My dad gave me another marching order, as well: I was to monitor my mom’s eating habits and make sure she ate dessert every night after dinner—an excellent assignment for a seven-year-old since it meant I got to eat the same dessert. She and I ate a lot of Louise’s chocolate pudding.
My mother never accepted the fact that she was supposed to die within a year of her diagnosis. Quite the opposite. My father had written a play and it was opening on Broadway in October 1961, some nine months after my mom’s cancer was revealed. She insisted that she would walk into the theater for Opening Night and be completely healthy and she never wavered in her belief.
The play, A Cook for Mr. General, is notable for three reasons, at least to me. One is that it was Dustin Hoffman’s first Broadway role. He didn’t even have a speaking role. He played a character called Ridzinski. My dad told me—after I saw The Graduate years later and Dustin Hoffman became my acting idol—that he’d been so talented in rehearsals that even though he wasn’t supposed to speak, they let him do some birdcalls ons
tage, just so he’d have something to do. Reason number two is that an actor named George Furth played one of the lead parts; his character had the tasteful moniker of Jockstrap Jordan. Furth later went on to write Company with Stephen Sondheim, a play that I found life-changing in its cynicism and dark, complex view of relationships when I saw it on Broadway years later. And the third reason the play was so memorable is that I very distinctly recall my mom, dressed to the nines, leaving our house in West Nyack to go to Opening Night.

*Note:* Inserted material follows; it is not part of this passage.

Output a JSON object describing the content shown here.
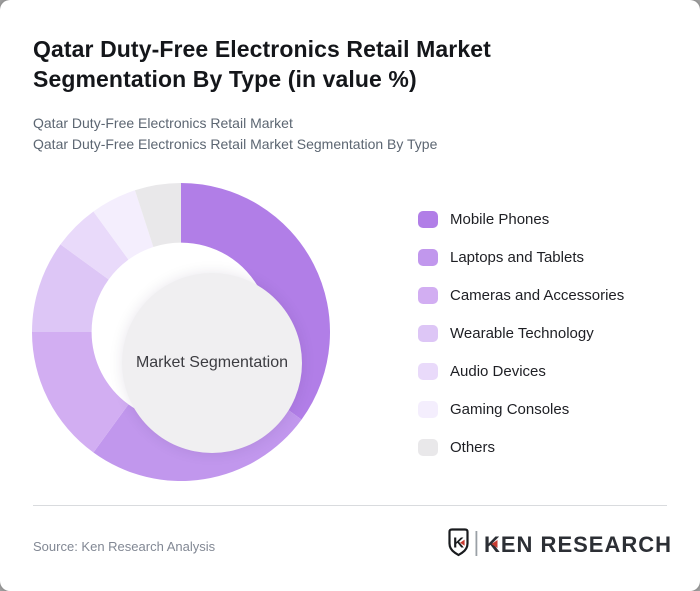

Reflecting back, my hope is that her dress was a little bit tight due to all the milk shakes I made her drink in my role of Master Sergeant of Desserts. But I don’t really know if that was true.

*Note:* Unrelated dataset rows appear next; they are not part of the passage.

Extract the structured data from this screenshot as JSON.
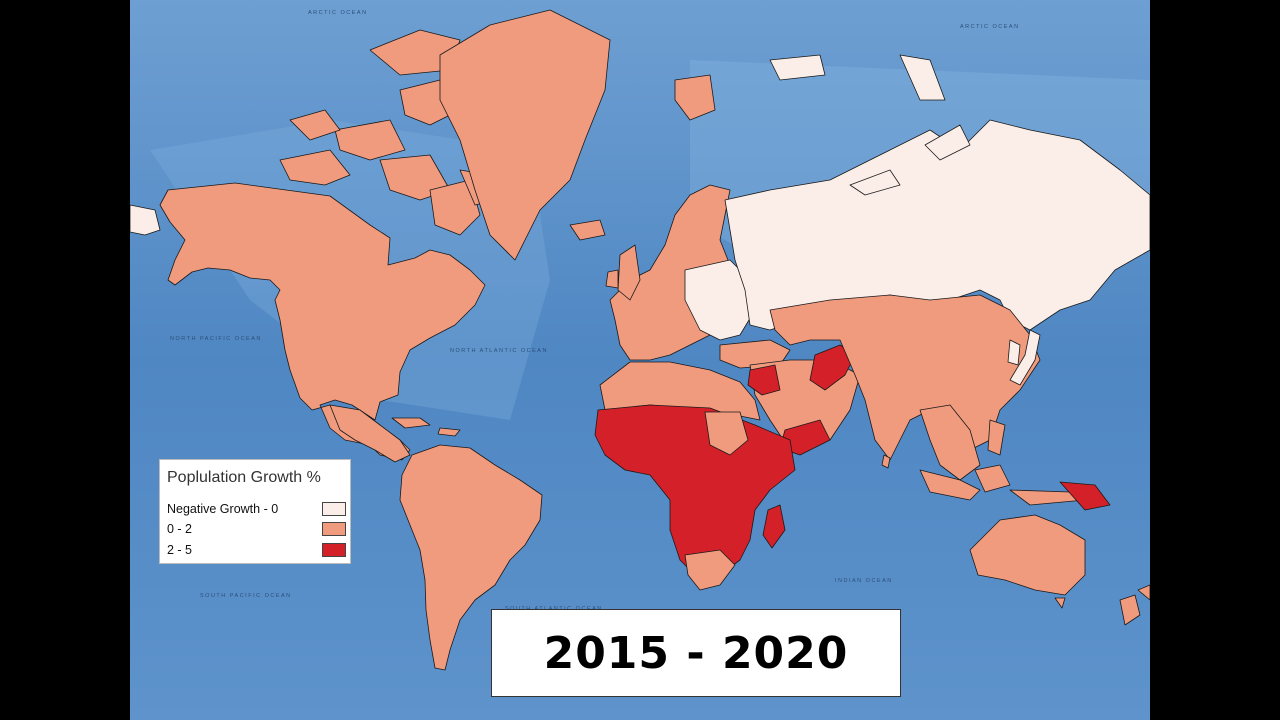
{
  "legend": {
    "title": "Poplulation Growth %",
    "items": [
      {
        "label": "Negative Growth - 0",
        "color": "#fbeee9"
      },
      {
        "label": "0 - 2",
        "color": "#f09a7e"
      },
      {
        "label": "2 - 5",
        "color": "#d42028"
      }
    ]
  },
  "period": "2015 - 2020",
  "ocean_labels": [
    "ARCTIC OCEAN",
    "ARCTIC OCEAN",
    "NORTH PACIFIC OCEAN",
    "NORTH ATLANTIC OCEAN",
    "SOUTH PACIFIC OCEAN",
    "SOUTH ATLANTIC OCEAN",
    "INDIAN OCEAN"
  ],
  "colors": {
    "ocean": "#4f87c3",
    "negative": "#fbeee9",
    "low": "#f09a7e",
    "high": "#d42028",
    "border": "#1a1a1a"
  }
}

I do know that she looked beautiful. And unbowed.
And very much alive.
LOUISE TROTTY’S CHOCOLATE PUDDING
Louise Trotty was an amazing person. It feels a bit funny to say that she raised me because my mother was very present in my life as a kid, as was my dad. My parents were my parents and filled that role to the hilt. But Louise was also my parent. I could go to her when I was upset but didn’t want my parents to know how upset I was. She could comfort me and bring a sense of peace to my life that no one could do in quite the same way. I know that she loved me like I was her own son, the same way she loved my dad. And I loved her deeply in return.

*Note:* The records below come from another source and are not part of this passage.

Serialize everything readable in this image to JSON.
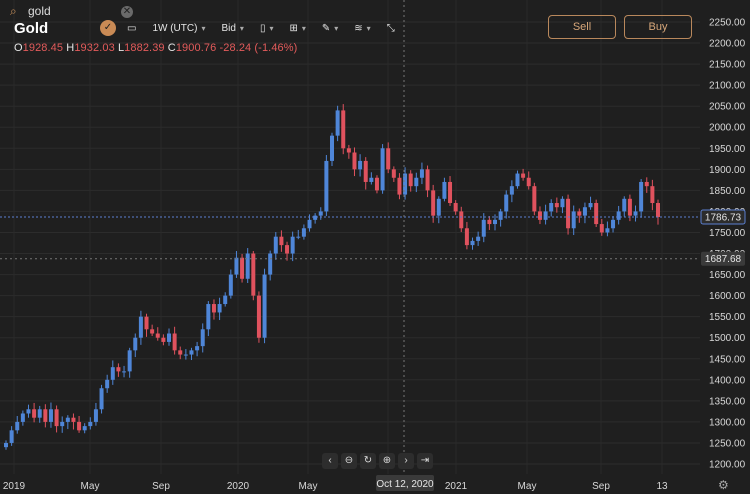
{
  "search": {
    "query": "gold"
  },
  "symbol": "Gold",
  "ohlc": {
    "o_label": "O",
    "o": "1928.45",
    "h_label": "H",
    "h": "1932.03",
    "l_label": "L",
    "l": "1882.39",
    "c_label": "C",
    "c": "1900.76",
    "change": "-28.24 (-1.46%)"
  },
  "toolbar": {
    "interval": "1W (UTC)",
    "price_type": "Bid"
  },
  "actions": {
    "sell": "Sell",
    "buy": "Buy"
  },
  "crosshair": {
    "x_label": "Oct 12, 2020"
  },
  "price_labels": {
    "current": "1786.73",
    "cursor": "1687.68"
  },
  "colors": {
    "up": "#4f86d8",
    "down": "#e0525e",
    "bg": "#1f1f1f",
    "accent": "#c98a55"
  },
  "chart_data": {
    "type": "candlestick",
    "y_ticks": [
      2250,
      2200,
      2150,
      2100,
      2050,
      2000,
      1950,
      1900,
      1850,
      1800,
      1750,
      1700,
      1650,
      1600,
      1550,
      1500,
      1450,
      1400,
      1350,
      1300,
      1250,
      1200
    ],
    "ylim": [
      1190,
      2262
    ],
    "x_ticks": [
      "2019",
      "May",
      "Sep",
      "2020",
      "May",
      "Sep",
      "2021",
      "May",
      "Sep",
      "13"
    ],
    "close_path": [
      1250,
      1280,
      1300,
      1320,
      1330,
      1310,
      1330,
      1300,
      1330,
      1290,
      1300,
      1310,
      1300,
      1280,
      1290,
      1300,
      1330,
      1380,
      1400,
      1430,
      1420,
      1420,
      1470,
      1500,
      1550,
      1520,
      1510,
      1500,
      1490,
      1510,
      1470,
      1460,
      1460,
      1470,
      1480,
      1520,
      1580,
      1560,
      1580,
      1600,
      1650,
      1690,
      1640,
      1700,
      1600,
      1500,
      1650,
      1700,
      1740,
      1720,
      1700,
      1740,
      1740,
      1760,
      1780,
      1790,
      1800,
      1920,
      1980,
      2040,
      1950,
      1940,
      1900,
      1920,
      1870,
      1880,
      1850,
      1950,
      1900,
      1880,
      1840,
      1890,
      1860,
      1880,
      1900,
      1850,
      1790,
      1830,
      1870,
      1820,
      1800,
      1760,
      1720,
      1730,
      1740,
      1780,
      1770,
      1780,
      1800,
      1840,
      1860,
      1890,
      1880,
      1860,
      1800,
      1780,
      1800,
      1820,
      1810,
      1830,
      1760,
      1800,
      1790,
      1810,
      1820,
      1770,
      1750,
      1760,
      1780,
      1800,
      1830,
      1790,
      1800,
      1870,
      1860,
      1820,
      1786.73
    ]
  }
}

Louise did not suffer fools and she believed that hard work was essential to a good life. I have no idea what religion she was or even if she was religious at all. I do know that she consistently demonstrated a bottomless capacity for love, a deeply embedded kindness, and a somewhat scary impatience when Eric or I did something we weren’t supposed to do.
I called her Trotty much of the time rather than Louise. I don’t know why but I liked it and she liked it, too. I would holler from upstairs, “Trotty, when are we gonna eat?” and she would admonish me for yelling, not for calling her by her last name.